Si l’idée lui est venue d’Allemagne, c’est à l’Ile de Ré que Bertrand s’est jeté à l’eau. Il a exercé sur l’île pendant une dizaine d’années, dans un restaurant de poissons. « Quand j’ai passé le pont de l’Ile de Ré, ça a été comme un déclic, je respirais à plein poumons l’air marin », se souvient-il les yeux dans le vague. « Ici, en Dordogne, on est loin de la mer, mais on essaie vraiment de faire partager cette passion du poisson à nos clients ».
Mais l’Ile de Ré n’est pas le Périgord. Ouvrir une poissonnerie dans la région du canard était un pari risqué.
Si les autres poissonneries ont fermé, c’est sûrement parce qu’elles ne faisaient pas restaurant. Et les habitants de la région ne pensaient pas que le poisson était simple à cuisiner. « C’est ce qu’on a voulu expliquer avec ce concept », raconte le chef en marinière. Pari réussi. Les clients du restaurant passent souvent par la poissonnerie pour retrouver un produit qu’ils ont aimé et le cuisiner à la maison. C’est cet échange qui plait à Bertrand. Il transmet sa passion du poisson aux habitants de Saint-Cyprien, qui représentent la grande majorité de sa clientèle. En cuisine, il veille toujours à ne pas cacher le poisson sous une sauce, afin qu’ils puissent déterminer les différences de goût entre chaque poisson.
Pour Bertrand, les produits de la mer sont bien plus enrichissants à cuisiner qu’une viande.
Bertrand Hardouin prend plaisir à cuisiner tous les types de poissons, même les plus simples, comme le maquereau.
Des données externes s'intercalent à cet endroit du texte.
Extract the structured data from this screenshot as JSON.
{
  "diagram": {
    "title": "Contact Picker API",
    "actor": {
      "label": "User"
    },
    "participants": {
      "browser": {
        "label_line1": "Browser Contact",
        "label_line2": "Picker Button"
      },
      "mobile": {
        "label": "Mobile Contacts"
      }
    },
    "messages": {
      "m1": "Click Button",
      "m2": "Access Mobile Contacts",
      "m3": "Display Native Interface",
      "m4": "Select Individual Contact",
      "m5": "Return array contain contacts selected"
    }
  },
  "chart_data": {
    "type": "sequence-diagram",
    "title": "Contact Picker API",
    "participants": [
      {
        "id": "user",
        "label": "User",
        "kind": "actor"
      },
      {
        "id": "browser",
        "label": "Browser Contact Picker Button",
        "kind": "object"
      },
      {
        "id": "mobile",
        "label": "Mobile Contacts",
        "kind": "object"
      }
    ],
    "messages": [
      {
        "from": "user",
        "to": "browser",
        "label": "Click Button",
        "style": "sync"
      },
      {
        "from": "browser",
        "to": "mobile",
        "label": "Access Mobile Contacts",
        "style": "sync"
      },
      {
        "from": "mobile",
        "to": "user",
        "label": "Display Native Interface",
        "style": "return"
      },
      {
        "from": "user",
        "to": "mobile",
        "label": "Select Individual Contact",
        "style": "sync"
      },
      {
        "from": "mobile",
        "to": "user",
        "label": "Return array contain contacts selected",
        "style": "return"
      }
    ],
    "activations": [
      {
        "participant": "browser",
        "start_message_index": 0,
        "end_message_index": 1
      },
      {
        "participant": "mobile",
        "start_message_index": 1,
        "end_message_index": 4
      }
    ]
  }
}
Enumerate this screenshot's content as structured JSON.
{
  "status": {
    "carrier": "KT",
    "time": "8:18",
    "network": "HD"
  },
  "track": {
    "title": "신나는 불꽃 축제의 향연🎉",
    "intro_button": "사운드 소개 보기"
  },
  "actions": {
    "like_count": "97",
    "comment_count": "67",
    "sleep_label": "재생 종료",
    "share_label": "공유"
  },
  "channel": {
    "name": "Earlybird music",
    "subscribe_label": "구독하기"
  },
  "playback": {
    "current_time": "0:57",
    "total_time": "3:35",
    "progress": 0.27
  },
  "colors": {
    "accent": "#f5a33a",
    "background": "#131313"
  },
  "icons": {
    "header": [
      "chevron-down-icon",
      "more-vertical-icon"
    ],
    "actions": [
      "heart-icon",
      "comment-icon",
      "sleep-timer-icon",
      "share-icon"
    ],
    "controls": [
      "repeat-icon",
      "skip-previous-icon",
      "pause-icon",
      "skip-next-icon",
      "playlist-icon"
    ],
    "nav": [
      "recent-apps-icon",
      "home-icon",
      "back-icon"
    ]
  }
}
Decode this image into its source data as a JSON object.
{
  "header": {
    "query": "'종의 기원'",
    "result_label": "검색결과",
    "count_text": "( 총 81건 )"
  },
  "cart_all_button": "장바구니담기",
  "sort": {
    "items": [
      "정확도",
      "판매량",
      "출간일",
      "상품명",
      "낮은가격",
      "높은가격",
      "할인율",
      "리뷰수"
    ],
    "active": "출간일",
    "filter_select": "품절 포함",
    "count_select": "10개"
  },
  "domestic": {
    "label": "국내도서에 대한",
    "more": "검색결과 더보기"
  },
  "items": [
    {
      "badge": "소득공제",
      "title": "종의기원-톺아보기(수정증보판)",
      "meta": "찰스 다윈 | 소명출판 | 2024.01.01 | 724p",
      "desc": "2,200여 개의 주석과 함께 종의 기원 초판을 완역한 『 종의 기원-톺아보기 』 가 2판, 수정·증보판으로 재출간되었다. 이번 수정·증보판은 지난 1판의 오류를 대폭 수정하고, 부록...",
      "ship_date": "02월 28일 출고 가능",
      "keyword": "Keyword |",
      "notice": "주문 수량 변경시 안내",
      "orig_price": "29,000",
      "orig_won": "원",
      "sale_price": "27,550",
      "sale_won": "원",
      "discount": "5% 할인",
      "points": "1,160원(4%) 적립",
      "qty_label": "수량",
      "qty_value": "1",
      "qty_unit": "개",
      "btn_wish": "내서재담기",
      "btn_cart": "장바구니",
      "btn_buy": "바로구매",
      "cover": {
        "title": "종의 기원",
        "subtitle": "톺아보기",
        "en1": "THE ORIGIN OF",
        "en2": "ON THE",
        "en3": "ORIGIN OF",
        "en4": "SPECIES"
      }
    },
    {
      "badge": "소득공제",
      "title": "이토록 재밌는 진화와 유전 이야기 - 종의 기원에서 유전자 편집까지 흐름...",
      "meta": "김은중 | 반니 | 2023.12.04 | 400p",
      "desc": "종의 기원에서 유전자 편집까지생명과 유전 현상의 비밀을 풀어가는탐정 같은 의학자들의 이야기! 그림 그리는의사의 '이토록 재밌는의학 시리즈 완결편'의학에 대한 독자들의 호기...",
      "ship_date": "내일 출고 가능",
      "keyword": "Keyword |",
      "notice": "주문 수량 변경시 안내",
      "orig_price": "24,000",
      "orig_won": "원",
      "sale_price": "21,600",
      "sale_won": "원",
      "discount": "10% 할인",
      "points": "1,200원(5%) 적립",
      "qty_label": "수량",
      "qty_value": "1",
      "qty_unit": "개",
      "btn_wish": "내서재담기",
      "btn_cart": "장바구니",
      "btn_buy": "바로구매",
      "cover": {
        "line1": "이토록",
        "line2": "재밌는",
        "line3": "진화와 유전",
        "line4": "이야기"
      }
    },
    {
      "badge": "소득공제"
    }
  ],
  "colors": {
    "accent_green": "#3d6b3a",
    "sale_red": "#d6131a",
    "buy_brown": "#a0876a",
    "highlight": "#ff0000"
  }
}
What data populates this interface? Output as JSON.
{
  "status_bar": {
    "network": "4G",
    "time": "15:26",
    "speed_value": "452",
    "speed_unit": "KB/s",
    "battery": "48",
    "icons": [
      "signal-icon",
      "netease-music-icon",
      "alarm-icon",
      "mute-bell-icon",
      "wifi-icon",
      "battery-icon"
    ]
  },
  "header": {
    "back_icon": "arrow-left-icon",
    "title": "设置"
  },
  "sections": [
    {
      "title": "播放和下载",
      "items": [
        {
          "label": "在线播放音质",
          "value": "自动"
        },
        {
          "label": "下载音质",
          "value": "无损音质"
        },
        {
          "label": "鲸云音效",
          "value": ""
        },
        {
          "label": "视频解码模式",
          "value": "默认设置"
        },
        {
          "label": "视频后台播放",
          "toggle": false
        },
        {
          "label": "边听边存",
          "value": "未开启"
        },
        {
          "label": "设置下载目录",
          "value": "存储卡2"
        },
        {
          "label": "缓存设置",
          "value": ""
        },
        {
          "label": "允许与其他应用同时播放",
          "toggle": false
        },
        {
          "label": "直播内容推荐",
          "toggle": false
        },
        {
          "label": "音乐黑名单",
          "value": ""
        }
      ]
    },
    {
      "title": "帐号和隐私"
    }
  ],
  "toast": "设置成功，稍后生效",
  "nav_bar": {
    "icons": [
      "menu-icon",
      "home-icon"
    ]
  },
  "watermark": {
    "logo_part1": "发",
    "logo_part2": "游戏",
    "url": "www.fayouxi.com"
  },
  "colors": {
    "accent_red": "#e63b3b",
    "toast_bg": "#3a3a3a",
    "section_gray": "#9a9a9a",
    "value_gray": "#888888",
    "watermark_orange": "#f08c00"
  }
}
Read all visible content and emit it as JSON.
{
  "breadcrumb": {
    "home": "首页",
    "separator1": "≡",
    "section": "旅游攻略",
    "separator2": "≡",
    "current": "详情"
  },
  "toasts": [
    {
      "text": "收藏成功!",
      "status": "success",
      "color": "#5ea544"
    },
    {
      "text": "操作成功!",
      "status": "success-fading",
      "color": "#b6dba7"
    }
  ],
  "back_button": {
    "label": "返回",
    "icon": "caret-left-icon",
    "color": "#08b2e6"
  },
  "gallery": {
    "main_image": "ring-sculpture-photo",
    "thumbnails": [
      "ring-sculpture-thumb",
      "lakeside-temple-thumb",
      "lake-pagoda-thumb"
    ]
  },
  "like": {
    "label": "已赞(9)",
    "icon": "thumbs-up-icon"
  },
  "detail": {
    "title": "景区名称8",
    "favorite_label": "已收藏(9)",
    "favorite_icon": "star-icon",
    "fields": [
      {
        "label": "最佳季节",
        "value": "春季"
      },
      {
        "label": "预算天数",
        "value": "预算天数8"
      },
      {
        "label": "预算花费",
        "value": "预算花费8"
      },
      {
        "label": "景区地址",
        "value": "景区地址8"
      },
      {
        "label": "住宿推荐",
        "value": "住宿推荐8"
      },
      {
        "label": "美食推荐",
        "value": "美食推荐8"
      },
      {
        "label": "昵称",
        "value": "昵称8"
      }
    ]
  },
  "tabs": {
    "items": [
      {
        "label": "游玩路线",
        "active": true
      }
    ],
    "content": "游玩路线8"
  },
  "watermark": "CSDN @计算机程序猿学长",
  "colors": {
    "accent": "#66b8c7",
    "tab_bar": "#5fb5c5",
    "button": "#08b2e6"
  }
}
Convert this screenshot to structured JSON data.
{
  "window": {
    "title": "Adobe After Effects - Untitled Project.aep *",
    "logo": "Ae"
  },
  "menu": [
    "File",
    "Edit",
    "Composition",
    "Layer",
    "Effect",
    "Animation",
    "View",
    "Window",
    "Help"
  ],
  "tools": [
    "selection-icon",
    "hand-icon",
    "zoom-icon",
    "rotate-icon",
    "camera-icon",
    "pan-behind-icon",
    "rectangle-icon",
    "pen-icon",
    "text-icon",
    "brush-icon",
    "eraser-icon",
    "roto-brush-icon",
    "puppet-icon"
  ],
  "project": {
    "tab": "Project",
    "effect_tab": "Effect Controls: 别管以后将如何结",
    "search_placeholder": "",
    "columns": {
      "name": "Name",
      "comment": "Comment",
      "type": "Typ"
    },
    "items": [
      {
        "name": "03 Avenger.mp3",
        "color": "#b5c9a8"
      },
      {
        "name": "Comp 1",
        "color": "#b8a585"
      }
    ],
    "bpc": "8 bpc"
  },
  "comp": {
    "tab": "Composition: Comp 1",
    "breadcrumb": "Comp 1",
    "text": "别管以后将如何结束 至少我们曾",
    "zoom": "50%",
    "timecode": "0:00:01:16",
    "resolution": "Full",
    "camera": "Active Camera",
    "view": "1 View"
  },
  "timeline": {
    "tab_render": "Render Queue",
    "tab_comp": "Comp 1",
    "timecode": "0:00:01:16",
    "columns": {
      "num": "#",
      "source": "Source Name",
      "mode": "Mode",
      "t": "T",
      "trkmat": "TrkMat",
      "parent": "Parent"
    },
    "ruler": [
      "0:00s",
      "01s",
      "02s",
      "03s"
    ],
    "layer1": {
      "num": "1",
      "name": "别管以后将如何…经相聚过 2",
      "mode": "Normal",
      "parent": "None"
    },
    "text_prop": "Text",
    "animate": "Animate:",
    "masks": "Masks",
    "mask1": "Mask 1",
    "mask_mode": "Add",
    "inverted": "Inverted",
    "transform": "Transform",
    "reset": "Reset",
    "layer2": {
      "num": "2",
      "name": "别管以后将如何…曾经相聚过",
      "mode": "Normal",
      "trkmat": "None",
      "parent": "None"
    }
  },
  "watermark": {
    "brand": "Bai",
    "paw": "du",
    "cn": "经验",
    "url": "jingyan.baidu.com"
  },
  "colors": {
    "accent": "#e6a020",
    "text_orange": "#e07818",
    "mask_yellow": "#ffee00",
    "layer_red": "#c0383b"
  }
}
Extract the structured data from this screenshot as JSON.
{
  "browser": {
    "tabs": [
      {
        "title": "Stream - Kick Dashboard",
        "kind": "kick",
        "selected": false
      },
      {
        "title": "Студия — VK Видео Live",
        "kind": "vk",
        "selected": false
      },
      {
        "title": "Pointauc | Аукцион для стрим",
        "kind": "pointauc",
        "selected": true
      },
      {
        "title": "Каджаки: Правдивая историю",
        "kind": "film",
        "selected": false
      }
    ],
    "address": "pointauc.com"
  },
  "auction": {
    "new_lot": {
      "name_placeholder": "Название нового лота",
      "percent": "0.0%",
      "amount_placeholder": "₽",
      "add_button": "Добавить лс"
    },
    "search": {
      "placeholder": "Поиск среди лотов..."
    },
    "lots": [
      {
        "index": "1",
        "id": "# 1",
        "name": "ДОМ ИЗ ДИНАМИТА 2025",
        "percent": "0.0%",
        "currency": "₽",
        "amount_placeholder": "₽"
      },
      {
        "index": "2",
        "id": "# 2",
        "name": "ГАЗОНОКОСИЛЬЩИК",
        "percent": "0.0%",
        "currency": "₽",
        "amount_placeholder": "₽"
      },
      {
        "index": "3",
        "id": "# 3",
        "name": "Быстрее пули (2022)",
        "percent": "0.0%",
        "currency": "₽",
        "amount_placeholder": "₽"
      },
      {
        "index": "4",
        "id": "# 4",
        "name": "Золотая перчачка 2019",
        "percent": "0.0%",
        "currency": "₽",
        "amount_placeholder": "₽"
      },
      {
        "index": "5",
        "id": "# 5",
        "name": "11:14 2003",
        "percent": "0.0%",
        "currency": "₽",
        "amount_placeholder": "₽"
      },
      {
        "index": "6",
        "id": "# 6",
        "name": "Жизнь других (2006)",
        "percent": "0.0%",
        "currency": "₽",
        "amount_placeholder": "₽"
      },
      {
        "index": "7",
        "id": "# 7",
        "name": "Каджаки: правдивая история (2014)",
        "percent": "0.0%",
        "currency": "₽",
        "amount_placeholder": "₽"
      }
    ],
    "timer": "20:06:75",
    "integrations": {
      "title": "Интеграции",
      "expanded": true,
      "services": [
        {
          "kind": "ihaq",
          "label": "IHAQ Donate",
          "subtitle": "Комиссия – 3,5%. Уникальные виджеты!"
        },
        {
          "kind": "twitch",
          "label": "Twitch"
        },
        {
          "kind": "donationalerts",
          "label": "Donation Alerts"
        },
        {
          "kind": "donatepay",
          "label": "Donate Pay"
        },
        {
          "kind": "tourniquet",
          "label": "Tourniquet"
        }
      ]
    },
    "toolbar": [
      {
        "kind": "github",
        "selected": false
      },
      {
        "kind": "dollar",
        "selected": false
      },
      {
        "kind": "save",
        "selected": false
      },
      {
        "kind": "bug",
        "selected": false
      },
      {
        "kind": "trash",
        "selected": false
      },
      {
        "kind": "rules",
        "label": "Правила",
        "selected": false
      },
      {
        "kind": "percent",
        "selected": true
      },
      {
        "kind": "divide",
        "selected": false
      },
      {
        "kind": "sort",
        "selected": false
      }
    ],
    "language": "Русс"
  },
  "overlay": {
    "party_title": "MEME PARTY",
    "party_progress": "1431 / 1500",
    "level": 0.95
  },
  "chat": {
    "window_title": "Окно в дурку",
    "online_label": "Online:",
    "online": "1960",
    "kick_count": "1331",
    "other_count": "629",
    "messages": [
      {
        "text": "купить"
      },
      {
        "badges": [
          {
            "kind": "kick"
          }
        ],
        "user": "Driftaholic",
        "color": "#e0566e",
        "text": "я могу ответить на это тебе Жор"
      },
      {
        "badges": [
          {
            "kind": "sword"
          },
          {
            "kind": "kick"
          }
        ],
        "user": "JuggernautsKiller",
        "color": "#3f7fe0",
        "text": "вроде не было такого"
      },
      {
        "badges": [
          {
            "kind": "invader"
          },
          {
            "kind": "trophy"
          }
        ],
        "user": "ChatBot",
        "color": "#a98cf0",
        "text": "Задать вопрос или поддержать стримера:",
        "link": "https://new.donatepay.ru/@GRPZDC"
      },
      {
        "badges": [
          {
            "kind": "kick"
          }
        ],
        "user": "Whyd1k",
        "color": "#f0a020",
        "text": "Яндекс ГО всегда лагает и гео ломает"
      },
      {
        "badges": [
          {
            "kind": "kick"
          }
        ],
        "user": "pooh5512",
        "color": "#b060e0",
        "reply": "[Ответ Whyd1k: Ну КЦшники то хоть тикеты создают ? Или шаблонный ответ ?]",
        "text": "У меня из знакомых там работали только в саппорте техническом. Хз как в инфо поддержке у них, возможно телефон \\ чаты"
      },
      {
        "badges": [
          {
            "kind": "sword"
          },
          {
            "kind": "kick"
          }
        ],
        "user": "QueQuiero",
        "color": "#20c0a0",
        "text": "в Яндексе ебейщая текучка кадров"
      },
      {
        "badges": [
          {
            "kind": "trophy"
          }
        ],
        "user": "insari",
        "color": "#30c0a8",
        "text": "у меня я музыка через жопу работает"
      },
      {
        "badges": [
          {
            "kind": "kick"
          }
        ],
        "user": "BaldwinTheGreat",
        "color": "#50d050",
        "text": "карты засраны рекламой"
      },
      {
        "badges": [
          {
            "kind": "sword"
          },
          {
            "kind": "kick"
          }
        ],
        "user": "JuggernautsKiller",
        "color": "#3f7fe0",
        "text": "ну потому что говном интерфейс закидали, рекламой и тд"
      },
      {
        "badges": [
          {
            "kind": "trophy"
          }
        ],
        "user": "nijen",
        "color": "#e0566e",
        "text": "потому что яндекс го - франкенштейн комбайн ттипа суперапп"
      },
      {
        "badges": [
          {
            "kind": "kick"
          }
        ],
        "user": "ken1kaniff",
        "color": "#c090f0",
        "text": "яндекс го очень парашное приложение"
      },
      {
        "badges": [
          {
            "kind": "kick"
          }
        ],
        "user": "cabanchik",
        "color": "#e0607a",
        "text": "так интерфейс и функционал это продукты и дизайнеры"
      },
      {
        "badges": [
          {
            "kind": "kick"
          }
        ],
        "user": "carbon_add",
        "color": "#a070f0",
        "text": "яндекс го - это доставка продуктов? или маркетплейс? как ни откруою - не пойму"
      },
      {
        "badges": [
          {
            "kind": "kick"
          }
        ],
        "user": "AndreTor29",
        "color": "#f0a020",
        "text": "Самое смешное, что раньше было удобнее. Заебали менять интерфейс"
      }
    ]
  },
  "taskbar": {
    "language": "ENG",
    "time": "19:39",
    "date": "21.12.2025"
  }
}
Mais il admet que les poissons nobles, comme le bar, le turbo ou la lotte, sont les plus intéressants à travailler. Et il a un faible pour un poisson en particulier…
Si ce fameux Saint Pierre est en sauce, Bertrand conseille de l’accompagner d’un vin avec de la rondeur, un peu gras, style Pouilly fumé. S’il est grillé, préférer un blanc sec, type Entre-deux-Mers.
Des sushis dans le Périgord ?
La passion de Bertrand n’a pas de frontières. A chaque voyage, des envies germent dans son esprit. « J’aimerais bien faire des sushis et des makis, par exemple ». Mais il se lancera seulement s’il sait les préparer exactement comme au Japon. Pas pour tout de suite donc, car mener une poissonnerie et un restaurant est « un travail de longue haleine ». « Et on est pas nombreux! ». Il travaille avec sa femme et deux employés. Mais la fatigue n’entame pas sa passion. « Ce qui est sûr, dit-il, c’est qu’avec ce métier, on s’ennuie pas! » au pays de Cro-Magnon*.
Ecoutez notre reportage dans la poissonnerie de Bertrand
Amélie Petitdemange pour la Radio du Goût / Avril 2016.
*« Cro-Magnon » est initialement un fossile d’homme préhistorique découvert dans une grotte aux Eyzies-de-Tayac, à quelques kilomètres de Saint Cyprien. Le nom de Cro-Magnon est utilisé pour désigner les hommes préhistoriques d’Europe entre 40 000 et 10 000 ans avant notre ère. Il a donc inspiré Bertrand pour l’enseigne de sa poissonnerie-restaurant.